More festivals and parades asked for the potato at their celebrations, so the potato’s keepers extended its one-year lifespan to two. And those events asked the potato back, year after year. Six years on, the potato has been to 1,200 events, logged 155,000 miles and visited 7,000 cities and towns in 48 states.
“People outside of Idaho can’t get enough of it,” said Kennedy.
So, yeah, the Big Idaho Potato is, well, big.
A Potato of Comfort and Convenience
But time and the freeze/thaw cycle took their toll on the 2012 potato’s polymerized concrete skin. It weathered storms in the South and Midwest, and bitter snow in Wyoming and Nebraska. But cracks were common, and time-consuming to repair.
So the Schofields were asked to build a better big potato.
This time around, the Schofields built with fiberglass, which will be more durable and easier to repair. The 2012 model was foam on a heavy steel skeleton covered with a cement-resin – tough, as it turned out, but not decades-long tough like fiberglass.
The 2018 model is still 28 feet long and 11.5 feet tall, but it will be lighter (four vs. six tons) and skinnier (10 feet wide vs. 12). That means it can get permits to travel on more roads, can turn tighter corners and squeeze through city streets better than the old version. It also will mean less gas and wear and tear on the 72-foot-long truck and trailer.
Because the first potato was not built for the long haul, the interior wasn’t ideal for storage. Over the years, the potato was retrofitted with lockers and lights and shelves for the crew’s gear, promotional material and other potato paraphernalia.
But the new potato is being built with comfort and convenience from the start. Shelves and lockers will store gear and bikes; lights will illuminate the interior; a ventilation fan will keep the air fresh and dry, and an AC unit can be turned on when it’s hot inside. The truck’s three-person crew stays in hotels when traveling, but they change inside the potato (including putting on the Spuddy Buddy mascot costume); a curtained area at the end of the potato will offer privacy.
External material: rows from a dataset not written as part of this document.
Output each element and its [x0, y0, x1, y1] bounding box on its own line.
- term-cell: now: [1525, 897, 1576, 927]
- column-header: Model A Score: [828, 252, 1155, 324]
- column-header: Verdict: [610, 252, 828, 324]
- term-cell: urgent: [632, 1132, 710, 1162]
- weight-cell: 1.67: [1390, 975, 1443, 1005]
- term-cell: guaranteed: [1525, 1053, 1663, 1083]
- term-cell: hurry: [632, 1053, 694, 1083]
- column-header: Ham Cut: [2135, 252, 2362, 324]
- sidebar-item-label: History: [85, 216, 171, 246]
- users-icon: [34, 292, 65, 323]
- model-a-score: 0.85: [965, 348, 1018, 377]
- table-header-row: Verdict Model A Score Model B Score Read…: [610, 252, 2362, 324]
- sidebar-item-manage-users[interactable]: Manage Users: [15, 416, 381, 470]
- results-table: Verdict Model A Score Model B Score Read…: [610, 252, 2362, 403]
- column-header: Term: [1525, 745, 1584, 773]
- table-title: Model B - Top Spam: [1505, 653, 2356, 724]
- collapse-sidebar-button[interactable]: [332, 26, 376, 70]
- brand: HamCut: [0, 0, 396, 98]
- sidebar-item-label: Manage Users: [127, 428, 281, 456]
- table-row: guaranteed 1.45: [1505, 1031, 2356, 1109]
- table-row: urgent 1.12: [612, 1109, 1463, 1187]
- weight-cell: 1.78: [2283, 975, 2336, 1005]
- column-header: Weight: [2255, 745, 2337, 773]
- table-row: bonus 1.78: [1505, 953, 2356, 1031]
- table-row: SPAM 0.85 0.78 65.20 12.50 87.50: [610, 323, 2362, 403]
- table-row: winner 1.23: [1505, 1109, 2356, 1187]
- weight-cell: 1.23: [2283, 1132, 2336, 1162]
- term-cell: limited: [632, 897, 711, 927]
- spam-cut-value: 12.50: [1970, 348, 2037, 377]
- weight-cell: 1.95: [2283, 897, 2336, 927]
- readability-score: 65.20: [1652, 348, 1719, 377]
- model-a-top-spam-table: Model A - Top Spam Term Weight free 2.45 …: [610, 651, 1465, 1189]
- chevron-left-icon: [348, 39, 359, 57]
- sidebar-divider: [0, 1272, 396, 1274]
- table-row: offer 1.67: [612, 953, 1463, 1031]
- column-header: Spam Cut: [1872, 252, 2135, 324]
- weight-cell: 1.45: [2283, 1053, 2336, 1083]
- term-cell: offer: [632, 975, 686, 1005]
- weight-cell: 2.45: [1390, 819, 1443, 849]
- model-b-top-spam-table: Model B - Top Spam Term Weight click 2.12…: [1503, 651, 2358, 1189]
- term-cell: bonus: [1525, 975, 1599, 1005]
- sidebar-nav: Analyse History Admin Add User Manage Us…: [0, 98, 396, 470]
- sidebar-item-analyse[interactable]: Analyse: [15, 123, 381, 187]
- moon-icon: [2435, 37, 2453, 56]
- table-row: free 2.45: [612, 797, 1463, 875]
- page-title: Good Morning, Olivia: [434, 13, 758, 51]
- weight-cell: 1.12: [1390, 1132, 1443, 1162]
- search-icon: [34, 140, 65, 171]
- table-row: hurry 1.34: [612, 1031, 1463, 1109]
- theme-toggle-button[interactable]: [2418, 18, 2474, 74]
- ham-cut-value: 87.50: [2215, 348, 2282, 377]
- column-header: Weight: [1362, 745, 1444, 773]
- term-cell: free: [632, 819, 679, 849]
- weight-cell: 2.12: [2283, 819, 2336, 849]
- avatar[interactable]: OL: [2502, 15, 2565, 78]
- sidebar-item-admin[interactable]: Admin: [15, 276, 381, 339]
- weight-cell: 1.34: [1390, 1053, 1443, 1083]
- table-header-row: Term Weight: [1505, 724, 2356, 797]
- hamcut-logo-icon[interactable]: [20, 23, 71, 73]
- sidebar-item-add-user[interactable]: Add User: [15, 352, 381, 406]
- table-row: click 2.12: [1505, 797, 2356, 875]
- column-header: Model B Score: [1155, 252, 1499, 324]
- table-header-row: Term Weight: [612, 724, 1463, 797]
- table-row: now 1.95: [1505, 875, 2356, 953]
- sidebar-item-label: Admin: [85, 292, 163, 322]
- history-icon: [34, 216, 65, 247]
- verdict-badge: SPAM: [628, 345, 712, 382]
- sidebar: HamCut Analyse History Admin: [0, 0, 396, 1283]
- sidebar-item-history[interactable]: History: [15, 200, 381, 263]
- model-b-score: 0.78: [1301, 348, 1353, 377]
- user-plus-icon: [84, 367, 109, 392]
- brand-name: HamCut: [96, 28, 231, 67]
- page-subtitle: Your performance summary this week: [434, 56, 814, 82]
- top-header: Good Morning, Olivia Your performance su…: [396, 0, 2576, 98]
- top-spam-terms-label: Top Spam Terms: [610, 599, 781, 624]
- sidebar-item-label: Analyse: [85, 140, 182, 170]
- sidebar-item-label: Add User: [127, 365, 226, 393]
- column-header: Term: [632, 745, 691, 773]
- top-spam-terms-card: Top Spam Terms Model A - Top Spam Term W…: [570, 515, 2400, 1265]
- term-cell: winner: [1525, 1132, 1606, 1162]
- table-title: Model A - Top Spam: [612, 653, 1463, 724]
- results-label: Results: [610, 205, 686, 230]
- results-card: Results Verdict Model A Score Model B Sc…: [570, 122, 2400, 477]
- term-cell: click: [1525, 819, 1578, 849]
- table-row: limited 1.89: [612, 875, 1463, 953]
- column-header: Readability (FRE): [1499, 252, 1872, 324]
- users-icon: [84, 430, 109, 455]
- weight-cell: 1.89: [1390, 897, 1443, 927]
A hydraulic opener with a remote control will make the potato hatch easier to open and close. Spuddy Buddy will have his own Plexiglas case. Six inches of insulating foam give the entire interior a mashed-potato feel.
It Takes a Team
Expert they may be at big potatoes, but the Schofields call on a team of collaborators. They got help from electrical and structural engineers, and experts on foam and fiberglass and hydraulics. The trailer designer at Western Trailer helped figure out how to build the custom flat-bed trailer so that it flexes to absorb the bumps and strains of the road so that the potato doesn’t crack (still, the potato sits on its trailer cushioned by rubber mats and attached with bolts on springs). And although both Schofields are welders (Sharolyn is a licensed structural welder), they still get assistance from the masters at Appleton Produce in Weiser.
“You can’t do it all yourself,” said Chris Schofield. “When we don’t know what we’re doing, we hire other people. We like getting a team of people together.”
Matt Pritchard is one of the Schofields’ helpers. The Weiser High grad is a student home for the summer from the University of Nebraska. “There’s not many people who can say their summer job is building a giant potato,” he said.
Exactly how do you make a giant fiberglass potato? The Schofields started by carving a full-size model out of Styrofoam, a process that took several months. On went a coat of drywall mud for potato-skin texture. Then the model was covered with a thick layer of fiberglass; when the model was removed, the shell became the mold for the final potato. Doing the fiberglass work took more months at Caldwell’s Custom Manufacturing.
'We Knew We Could Do It'
Sharolyn was born in Illinois and Chris in Virginia; they met and married in Boise. They moved their business from Boise to a sprawling shop and yard in Weiser in 2007. When Sharolyn gives you directions to get there, she finishes with: “Just look for the potato.” Once there, you realize their place is also a sort of big potato graveyard, with the models and molds of potatoes current and past lying here and there.
When they first got the Potato Commission job, the Schofields opened up a box of potatoes. They cut and sliced, studying the shape, color and structure of the potatoes. “Reverse engineering a potato,” as Chris describes it.
“My dad was an engineer and an architect,” he said. “I grew up as a kid learning how to build things. It just evolved over the years.”
Said Sharolyn Schofield: “We knew it was possible. We hadn’t figured out all the details and all the steps, but we knew we could do it.”
Their role as general contractor for the project meant they also designed and purchased the trailer on which the potato rides. They’ve done big projects before – a 75-foot welcome sign for the city of Nampa, climbing walls for gyms – but never anything as complicated as the world’s largest traveling vegetable. “We never worked on semi trucks before,” said Sharolyn.
“We like building things,” said Chris Schofield, “and what better thing to build than something that represents our state?”